Notes: Critical packages loaded below. ‘readxl’ was very important for importing soon to be dataframes.

library(tidyverse) # Data wrangling

## ── Attaching core tidyverse packages ──────────────────────── tidyverse 2.0.0 ──
## ✔ dplyr     1.1.4     ✔ readr     2.1.5
## ✔ forcats   1.0.0     ✔ stringr   1.5.1
## ✔ ggplot2   3.5.1     ✔ tibble    3.2.1
## ✔ lubridate 1.9.4     ✔ tidyr     1.3.1
## ✔ purrr     1.0.2     
## ── Conflicts ────────────────────────────────────────── tidyverse_conflicts() ──
## ✖ dplyr::filter() masks stats::filter()
## ✖ dplyr::lag()    masks stats::lag()
## ℹ Use the conflicted package (<http://conflicted.r-lib.org/>) to force all conflicts to become errors

library(conflicted) # Resolve any conflicts
library(readxl) # Enables import of spreadsheets

# Set dplyr::filter and dplyr::lag as the default choices
conflict_prefer("filter","dplyr")

## [conflicted] Will prefer dplyr::filter over any other package.
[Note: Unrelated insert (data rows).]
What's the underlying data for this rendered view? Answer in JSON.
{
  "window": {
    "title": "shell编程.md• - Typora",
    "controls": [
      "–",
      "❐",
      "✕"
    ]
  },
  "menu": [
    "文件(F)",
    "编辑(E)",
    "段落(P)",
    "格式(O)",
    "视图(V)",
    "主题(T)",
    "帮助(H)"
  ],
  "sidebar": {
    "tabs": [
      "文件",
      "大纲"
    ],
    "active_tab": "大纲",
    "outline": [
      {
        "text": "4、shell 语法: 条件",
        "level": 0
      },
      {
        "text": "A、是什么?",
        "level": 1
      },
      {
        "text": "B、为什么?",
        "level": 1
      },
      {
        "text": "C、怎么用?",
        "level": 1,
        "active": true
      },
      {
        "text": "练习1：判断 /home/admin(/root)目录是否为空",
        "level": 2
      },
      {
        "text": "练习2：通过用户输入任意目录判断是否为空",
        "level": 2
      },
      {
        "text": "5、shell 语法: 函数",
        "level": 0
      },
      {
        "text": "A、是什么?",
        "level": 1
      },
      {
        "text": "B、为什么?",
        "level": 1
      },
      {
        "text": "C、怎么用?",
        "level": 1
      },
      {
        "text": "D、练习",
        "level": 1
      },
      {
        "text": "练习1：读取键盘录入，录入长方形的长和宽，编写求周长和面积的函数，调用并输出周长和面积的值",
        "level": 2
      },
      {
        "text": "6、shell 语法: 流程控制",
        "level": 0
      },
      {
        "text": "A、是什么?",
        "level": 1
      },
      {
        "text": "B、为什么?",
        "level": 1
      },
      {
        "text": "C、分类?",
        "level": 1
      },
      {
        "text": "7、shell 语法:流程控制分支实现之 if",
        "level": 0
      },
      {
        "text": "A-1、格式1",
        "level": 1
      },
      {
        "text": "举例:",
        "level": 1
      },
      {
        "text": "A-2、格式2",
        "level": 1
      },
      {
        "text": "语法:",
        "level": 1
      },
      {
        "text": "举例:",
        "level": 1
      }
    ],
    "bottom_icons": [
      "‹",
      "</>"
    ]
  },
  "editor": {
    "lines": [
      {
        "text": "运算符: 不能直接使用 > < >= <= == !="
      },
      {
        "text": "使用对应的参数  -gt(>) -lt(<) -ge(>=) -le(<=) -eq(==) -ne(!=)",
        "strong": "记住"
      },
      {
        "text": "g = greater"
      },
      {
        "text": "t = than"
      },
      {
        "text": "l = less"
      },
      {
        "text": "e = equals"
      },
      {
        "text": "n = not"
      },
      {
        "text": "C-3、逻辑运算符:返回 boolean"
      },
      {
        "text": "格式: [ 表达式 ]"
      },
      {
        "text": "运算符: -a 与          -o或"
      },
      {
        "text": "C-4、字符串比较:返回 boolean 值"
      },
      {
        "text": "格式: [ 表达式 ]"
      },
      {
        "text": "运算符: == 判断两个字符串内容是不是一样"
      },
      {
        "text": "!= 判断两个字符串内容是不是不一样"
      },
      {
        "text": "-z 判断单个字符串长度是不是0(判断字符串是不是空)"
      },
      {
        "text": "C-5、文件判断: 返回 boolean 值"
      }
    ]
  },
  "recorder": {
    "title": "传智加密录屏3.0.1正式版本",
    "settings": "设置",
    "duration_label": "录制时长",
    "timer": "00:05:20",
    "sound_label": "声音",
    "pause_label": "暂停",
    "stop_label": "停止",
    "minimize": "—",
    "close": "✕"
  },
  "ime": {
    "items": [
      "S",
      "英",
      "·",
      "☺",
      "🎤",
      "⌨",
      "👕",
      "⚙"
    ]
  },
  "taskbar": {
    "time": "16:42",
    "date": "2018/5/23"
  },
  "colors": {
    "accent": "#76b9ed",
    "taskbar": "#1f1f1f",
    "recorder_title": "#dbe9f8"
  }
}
conflict_prefer("lag","dplyr")

## [conflicted] Will prefer dplyr::lag over any other package.

Read in Excel spreadsheets. Due to file size, using MS Excel was superior to Google Sheets

#======================
# PHASE 1: COLLECT DATA
#======================

## Spreadsheet upload

Q1_2019 <- read_excel("C:\\Users\\corey\\OneDrive\\Desktop\\Capstone\\Bike_Trips_2019\\Excel_Data\\Cleaned_Excel_Files\\Q1.xlsx")
Q2_2019 <- read_excel("C:\\Users\\corey\\OneDrive\\Desktop\\Capstone\\Bike_Trips_2019\\Excel_Data\\Cleaned_Excel_Files\\Q2.xlsx")
Q3_2019 <- read_excel("C:\\Users\\corey\\OneDrive\\Desktop\\Capstone\\Bike_Trips_2019\\Excel_Data\\Cleaned_Excel_Files\\Q3.xlsx")
Q4_2019 <- read_excel("C:\\Users\\corey\\OneDrive\\Desktop\\Capstone\\Bike_Trips_2019\\Excel_Data\\Cleaned_Excel_Files\\Q4.xlsx")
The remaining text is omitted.